Fraude aux importations : Plus d’un millier d’opérateurs démasqués !
Le ministère du Commerce extérieur et de la Promotion des exportations a annoncé mercredi avoir détecté, via la plateforme numérique dédiée au dépôt des programmes prévisionnels d’importation, plusieurs cas jugés « inhabituels et suspects » touchant plus d’un millier d’opérateurs économiques, dans le cadre du contrôle renforcé exercé sur les dossiers d’importation de matières premières et d’équipements.
Selon le communiqué du ministère, les outils d’analyse et de recoupement automatique intégrés à la plateforme, adossés à des technologies d’intelligence artificielle, ont mis au jour « des similitudes notables dans les dossiers de 1013 opérateurs économiques », portant notamment sur des documents censés être propres à chaque entreprise. Le texte précise que ces anomalies concernent des pièces administratives normalement uniques, ce qui a immédiatement alerté les services chargés du suivi des dossiers. Le communiqué détaille les chiffres avec précision. Il fait état de « 278 opérateurs économiques ayant déposé le même document de déclaration des salariés auprès de la CNAS » et de « 277 opérateurs ayant déposé le même document de déclaration des travailleurs auprès de la CASNOS ». S’y ajoutent « 240 opérateurs ayant déposé le même extrait de rôle » et « 60 opérateurs ayant déposé le même document de bilan comptable ». Le ministère signale également que « 56 opérateurs économiques ont déposé le même numéro d’identification fiscale », que « 38 opérateurs ont déposé le même document relatif à la liste des produits éligibles aux avantages » délivré par l’Agence algérienne de promotion de l’investissement, et que 25 dossiers partagent le même certificat d’inscription auprès de cette même agence ainsi que le même relevé d’identité bancaire. Quatorze opérateurs enfin ont fourni des documents identiques relatifs à leur programme complémentaire d’entreprise.
Convocations
Face à ce constat, le ministère indique que ses services vont convoquer les opérateurs concernés pour exiger la présentation des originaux et vérifier leur authenticité, déterminer leur origine et établir les circonstances de leur utilisation.
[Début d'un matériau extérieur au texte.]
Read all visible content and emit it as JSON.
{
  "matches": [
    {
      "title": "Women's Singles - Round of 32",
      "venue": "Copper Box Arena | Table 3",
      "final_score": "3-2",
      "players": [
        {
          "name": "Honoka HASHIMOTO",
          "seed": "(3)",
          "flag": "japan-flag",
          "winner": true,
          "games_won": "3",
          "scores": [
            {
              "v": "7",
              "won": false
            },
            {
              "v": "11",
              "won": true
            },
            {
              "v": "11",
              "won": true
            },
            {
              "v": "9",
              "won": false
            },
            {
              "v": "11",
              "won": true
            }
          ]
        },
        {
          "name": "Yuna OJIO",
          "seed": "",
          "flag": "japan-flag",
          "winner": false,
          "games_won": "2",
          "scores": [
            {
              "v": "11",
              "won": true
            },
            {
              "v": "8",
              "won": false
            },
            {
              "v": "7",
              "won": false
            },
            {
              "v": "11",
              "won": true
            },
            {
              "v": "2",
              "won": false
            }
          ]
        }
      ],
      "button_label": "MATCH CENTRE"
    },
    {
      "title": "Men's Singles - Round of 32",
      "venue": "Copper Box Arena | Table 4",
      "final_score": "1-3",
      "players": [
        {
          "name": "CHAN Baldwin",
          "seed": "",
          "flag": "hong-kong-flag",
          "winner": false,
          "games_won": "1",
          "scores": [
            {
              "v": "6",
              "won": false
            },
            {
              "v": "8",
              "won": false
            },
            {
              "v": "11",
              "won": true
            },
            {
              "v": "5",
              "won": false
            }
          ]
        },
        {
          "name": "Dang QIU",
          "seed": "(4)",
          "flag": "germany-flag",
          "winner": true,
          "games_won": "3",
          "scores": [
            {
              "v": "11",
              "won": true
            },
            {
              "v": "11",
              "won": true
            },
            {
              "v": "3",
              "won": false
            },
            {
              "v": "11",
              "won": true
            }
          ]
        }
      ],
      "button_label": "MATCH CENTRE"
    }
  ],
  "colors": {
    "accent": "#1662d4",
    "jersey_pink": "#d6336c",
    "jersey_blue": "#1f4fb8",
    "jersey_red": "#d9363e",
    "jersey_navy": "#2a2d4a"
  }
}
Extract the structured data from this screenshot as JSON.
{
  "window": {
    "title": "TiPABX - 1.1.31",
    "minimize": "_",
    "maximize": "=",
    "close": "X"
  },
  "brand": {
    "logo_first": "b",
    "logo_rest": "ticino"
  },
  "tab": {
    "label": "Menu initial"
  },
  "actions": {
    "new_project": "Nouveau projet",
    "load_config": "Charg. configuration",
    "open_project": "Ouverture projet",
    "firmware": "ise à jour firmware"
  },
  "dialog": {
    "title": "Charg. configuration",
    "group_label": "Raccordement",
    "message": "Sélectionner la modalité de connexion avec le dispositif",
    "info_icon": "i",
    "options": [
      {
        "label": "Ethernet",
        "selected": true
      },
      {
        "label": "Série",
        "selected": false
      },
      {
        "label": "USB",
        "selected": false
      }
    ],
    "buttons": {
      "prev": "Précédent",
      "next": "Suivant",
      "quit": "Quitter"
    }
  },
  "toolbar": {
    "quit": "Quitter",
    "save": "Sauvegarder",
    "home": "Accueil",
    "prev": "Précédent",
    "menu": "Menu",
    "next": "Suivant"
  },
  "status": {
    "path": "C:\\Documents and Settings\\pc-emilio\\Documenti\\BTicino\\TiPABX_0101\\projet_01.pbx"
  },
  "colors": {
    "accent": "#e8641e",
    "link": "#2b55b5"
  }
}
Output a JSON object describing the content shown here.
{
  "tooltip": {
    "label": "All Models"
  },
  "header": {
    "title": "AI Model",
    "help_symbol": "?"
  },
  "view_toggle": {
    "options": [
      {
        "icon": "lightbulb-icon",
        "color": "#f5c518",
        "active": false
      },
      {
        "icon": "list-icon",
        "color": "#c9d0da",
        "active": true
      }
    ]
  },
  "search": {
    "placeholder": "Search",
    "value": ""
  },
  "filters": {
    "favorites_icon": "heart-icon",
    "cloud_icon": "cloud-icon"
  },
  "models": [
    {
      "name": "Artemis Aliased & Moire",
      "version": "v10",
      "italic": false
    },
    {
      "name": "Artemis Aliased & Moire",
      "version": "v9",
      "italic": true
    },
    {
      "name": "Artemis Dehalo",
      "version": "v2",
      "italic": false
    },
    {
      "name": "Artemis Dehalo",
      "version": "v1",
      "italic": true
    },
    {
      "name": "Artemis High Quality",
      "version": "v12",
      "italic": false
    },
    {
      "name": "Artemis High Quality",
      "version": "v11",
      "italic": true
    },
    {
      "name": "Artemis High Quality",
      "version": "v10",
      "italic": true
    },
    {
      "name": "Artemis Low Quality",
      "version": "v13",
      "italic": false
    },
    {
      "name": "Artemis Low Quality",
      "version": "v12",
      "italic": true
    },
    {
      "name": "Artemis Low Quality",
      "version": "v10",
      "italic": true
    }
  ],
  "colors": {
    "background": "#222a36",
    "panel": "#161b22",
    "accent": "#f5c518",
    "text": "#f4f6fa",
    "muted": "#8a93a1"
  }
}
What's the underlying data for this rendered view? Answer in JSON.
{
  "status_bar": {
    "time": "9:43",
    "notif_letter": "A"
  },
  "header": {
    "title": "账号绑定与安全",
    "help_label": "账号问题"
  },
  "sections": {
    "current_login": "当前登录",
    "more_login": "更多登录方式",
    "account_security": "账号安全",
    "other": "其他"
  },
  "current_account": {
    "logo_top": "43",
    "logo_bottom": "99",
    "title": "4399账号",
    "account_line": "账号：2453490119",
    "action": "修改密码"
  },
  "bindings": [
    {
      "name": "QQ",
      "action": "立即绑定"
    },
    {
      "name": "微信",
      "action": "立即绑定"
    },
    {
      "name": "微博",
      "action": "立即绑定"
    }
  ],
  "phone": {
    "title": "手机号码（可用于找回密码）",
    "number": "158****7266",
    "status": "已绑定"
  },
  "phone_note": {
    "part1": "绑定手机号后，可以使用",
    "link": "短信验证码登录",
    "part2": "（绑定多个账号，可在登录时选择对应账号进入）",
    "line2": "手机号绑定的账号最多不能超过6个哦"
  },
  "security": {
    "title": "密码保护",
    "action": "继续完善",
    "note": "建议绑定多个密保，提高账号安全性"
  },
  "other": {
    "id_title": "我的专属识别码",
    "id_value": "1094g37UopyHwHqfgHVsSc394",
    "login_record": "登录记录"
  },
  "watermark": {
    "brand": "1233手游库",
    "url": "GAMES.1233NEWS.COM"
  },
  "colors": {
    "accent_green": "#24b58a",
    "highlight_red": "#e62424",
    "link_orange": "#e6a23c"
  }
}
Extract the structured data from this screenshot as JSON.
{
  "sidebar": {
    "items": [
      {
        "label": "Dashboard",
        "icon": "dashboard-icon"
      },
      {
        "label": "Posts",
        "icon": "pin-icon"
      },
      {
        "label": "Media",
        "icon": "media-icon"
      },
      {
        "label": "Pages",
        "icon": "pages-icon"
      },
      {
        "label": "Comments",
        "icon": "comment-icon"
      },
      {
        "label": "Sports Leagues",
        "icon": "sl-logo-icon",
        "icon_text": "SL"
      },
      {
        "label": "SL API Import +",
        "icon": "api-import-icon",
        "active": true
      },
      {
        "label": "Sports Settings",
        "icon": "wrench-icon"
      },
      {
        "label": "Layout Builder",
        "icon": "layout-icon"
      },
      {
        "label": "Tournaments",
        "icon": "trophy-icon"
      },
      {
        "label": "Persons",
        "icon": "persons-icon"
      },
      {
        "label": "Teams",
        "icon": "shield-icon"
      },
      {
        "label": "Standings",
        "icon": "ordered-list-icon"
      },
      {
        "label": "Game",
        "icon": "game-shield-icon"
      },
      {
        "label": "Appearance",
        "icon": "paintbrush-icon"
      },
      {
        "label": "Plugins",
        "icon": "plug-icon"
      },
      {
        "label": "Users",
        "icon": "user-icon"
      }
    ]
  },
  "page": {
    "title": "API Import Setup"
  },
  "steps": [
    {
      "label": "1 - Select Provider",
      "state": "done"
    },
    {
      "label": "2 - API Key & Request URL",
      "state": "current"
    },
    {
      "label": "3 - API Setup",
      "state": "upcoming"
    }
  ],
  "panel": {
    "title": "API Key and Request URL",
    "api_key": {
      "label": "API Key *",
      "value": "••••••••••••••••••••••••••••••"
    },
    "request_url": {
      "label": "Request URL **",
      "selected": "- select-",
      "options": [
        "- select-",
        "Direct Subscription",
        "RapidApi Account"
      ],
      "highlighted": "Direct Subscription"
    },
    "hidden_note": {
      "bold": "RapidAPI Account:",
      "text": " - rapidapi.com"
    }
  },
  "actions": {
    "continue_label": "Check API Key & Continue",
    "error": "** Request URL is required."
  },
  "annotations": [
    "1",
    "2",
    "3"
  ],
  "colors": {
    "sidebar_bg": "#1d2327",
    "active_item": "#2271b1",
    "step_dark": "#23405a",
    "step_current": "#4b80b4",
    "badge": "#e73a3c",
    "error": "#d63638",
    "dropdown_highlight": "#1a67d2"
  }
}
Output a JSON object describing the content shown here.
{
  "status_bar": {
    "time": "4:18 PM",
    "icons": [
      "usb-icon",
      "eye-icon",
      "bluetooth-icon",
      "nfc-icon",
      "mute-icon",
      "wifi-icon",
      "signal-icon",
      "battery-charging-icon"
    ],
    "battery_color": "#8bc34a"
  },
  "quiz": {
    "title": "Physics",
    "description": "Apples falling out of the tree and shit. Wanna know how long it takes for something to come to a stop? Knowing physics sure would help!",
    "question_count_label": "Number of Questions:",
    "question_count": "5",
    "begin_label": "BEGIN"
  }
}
Le communiqué insiste sur le fait que le partage de documents censés être individuels « constitue un cas inhabituel nécessitant une enquête approfondie », et prévient que toute infraction avérée exposera son auteur aux mesures légales prévues par la réglementation en vigueur.
Le département de Kamel Rezig appelle une enquête approfondie, dans la mesure où l’utilisation par plusieurs opérateurs économiques de documents et de données censés être spécifiques à chacun d’eux ne peut relever du simple hasard administratif. Le ministère précise enfin que les résultats de cette enquête et des vérifications engagées détermineront la suite donnée à chaque dossier, avec l’application de toutes les mesures légales prévues par les lois et règlements en vigueur à l’encontre des cas pour lesquels une infraction sera formellement établie.
Cette opération s’inscrit dans une logique plus large d’assainissement du commerce extérieur, engagée depuis l’instauration du programme prévisionnel d’importation à l’été 2025. Le dispositif avait été mis en place pour renforcer le contrôle sur les opérations d’importation, limiter les pratiques frauduleuses et freiner l’envolée des achats à l’étranger, qui avaient bondi de 28,4 % durant le premier semestre 2025 pour atteindre 3.767 milliards de dinars, creusant le déficit commercial du pays à 711,5 milliards de dinars. Reconduit pour l’année 2026, le PPI a depuis été étendu à plusieurs catégories d’opérateurs, des entreprises de production aux micro-entreprises accompagnées par les dispositifs d’aide à l’entrepreneuriat.
La dimension numérique du dispositif occupe une place centrale dans cette stratégie. La plateforme dédiée aux opérateurs activant dans le fonctionnement et l’équipement a été rouverte fin juin pour le second semestre 2026, accessible à partir du 23 juin et jusqu’au 31 juillet, confirmant la volonté du ministère de faire de la dématérialisation un outil permanent de suivi. Cette bascule vers le numérique vise, selon les autorités, à garantir la transparence des dossiers, la rapidité de traitement des demandes et la fiabilité des données transmises par les entreprises.
L’affaire révélée mercredi illustre ainsi le défi que représente la réalisation de deux objectifs poursuivis simultanément par les pouvoirs publics. D’un côté, la nécessité de sécuriser l’approvisionnement du marché national en matières premières et en équipements indispensables à l’appareil productif. De l’autre, l’impératif de maîtriser les flux financiers sortants et de couper court aux montages frauduleux qui grèvent la balance commerciale.